One of the most common reasons for putting your property in trust is in order to reduce your liability for Inheritance Tax. When you die, the tax is based on the value of the estate you leave to pass on to your successors. A property in trust is generally not considered to be part of your estate and, so, exempt from Inheritance Tax.
This offers a potentially valuable way of avoiding a hefty tax bill, since the current rate of Inheritance Tax is 40% on any amount above the basic allowance of £325,000, plus an additional Transferable Main Residence Allowance (TMRA) of £100,000.
Like many other forms of taxation, however, it is a complicated subject and rates and allowances change quite frequently – making the BBC’s brief table of current charges a helpful overview of your likely liability.

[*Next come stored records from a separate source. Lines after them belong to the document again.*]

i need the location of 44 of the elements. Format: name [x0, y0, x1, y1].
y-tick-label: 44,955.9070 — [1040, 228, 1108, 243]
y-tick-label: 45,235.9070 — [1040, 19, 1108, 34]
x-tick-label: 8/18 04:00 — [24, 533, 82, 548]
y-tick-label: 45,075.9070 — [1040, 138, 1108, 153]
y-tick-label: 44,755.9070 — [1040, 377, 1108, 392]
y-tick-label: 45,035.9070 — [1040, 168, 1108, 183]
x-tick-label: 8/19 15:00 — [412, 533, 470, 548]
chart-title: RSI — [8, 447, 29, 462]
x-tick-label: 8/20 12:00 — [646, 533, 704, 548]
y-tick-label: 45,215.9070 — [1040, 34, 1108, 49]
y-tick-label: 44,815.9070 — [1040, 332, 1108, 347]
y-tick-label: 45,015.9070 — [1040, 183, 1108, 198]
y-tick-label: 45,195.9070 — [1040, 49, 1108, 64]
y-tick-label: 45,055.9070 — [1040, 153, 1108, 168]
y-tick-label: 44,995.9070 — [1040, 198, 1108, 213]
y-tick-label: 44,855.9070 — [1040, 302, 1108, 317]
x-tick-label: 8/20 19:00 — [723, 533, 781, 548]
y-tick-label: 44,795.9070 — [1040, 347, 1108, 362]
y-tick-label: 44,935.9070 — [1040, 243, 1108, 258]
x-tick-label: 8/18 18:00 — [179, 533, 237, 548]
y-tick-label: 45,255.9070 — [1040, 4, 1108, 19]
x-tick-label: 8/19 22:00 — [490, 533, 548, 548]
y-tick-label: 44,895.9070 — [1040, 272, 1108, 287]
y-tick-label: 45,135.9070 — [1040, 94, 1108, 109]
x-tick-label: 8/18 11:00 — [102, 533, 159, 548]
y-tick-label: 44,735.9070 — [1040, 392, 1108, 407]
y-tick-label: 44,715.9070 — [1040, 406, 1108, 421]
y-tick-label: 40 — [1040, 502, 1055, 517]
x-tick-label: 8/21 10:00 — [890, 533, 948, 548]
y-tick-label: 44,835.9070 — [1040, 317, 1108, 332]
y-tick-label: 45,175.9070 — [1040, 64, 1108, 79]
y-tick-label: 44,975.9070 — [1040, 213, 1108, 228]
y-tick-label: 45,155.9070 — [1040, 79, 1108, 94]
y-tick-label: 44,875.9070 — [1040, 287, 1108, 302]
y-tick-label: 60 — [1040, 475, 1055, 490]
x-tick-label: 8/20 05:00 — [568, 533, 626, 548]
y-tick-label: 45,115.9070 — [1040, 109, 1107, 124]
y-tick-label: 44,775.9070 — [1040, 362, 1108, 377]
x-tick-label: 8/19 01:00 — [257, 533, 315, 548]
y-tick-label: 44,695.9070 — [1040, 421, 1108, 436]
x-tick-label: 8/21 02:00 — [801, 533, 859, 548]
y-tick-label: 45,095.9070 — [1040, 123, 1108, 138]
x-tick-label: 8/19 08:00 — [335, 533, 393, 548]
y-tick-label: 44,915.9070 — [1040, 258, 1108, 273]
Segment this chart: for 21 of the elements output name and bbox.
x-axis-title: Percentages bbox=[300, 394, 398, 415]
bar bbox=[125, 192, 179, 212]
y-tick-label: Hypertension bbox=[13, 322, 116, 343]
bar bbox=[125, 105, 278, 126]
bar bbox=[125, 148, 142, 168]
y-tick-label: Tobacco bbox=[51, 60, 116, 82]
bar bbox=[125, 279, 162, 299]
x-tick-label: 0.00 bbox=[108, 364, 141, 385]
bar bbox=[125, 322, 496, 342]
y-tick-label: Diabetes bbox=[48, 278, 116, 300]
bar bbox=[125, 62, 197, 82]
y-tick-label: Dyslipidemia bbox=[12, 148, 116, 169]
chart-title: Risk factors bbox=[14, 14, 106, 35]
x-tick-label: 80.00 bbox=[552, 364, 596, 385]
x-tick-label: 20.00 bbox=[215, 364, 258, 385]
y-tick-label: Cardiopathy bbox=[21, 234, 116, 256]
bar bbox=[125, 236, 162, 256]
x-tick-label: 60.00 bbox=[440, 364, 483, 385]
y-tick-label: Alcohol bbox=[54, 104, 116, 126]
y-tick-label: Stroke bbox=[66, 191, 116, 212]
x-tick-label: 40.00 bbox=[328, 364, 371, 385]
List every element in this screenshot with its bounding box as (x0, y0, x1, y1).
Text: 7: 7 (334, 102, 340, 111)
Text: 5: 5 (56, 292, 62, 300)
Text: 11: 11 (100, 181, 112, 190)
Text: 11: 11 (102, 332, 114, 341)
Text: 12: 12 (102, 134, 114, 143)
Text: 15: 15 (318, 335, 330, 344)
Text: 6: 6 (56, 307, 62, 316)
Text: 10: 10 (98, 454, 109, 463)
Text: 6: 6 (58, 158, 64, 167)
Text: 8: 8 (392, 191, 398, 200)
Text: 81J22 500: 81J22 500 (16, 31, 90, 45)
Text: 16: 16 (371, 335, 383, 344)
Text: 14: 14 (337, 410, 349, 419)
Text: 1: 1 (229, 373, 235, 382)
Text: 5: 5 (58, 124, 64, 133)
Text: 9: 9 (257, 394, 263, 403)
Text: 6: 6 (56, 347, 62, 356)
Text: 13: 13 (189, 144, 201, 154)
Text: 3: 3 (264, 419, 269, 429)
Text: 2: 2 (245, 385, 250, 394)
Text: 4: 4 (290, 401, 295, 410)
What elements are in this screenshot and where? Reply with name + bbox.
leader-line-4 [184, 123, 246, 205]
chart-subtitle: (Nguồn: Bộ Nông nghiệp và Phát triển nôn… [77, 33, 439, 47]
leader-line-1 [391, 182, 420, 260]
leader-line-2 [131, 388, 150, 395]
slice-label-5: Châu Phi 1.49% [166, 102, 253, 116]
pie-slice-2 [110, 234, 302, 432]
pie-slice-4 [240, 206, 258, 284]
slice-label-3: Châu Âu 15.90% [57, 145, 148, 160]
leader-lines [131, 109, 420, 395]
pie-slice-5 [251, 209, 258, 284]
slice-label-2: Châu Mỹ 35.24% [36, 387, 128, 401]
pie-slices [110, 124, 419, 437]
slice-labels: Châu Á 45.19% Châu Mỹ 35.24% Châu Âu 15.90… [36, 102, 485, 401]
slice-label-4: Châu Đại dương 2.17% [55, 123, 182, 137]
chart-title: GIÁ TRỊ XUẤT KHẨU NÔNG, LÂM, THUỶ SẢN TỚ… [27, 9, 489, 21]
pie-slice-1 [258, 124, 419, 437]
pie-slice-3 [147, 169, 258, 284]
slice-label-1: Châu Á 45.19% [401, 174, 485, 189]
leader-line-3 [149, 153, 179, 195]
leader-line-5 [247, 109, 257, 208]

But a guide to the use of a trust to help you cut Inheritance Tax remains a sufficiently complex subject for you to consult an independent financial adviser before proceeding with any such transfer, warns the Money Advice Service.
Property in trust insurance
Whatever changes are made to the legal ownership of a property, it still remains vulnerable to a wide range of risks and perils potentially resulting in its loss or damage.
When it is put in trust, therefore, specialist property in trust insurance becomes necessary.
This recognises the fact that ownership has changed. As settlor of the trust, you had probably arranged standard home insurance before the transfer and are likely still to be living in the home (usually under an arrangement by which you pay the trustees some amount in rent).
Although you were once the legal owner of the property and although you probably still live at its address, however, it is the trust which becomes responsible for the insurance to safeguard it. Property in trust insurance needs to be written in the name of the trust, which assumes the insurable interest in the home.
For that same reason, important correspondence, including notifications of annual renewals, need to be addressed to the trustees – at the offices of the trust or its legal representatives. If this correspondence continues to be addressed to you, at the home, there is a risk that, if it goes unanswered, the insurance becomes invalid and vital protection for the property is lost – the trust then has to bear any losses from its own funds.
With the help of a specialist provider of property in trust insurance, comprehensive cover for the home may be retained. This typically includes the familiar cover for the building and its contents against such major risks as storm damage, subsidence, fire, flooding, impacts (from vehicles or falling objects), thefts and vandalism
A further important element of cover is the public liability insurance with indemnifies the trust and its trustees against claims of negligence from any visitor to the property, neighbour or member of the public who suffers an injury or has their own property damaged through some contact with the property.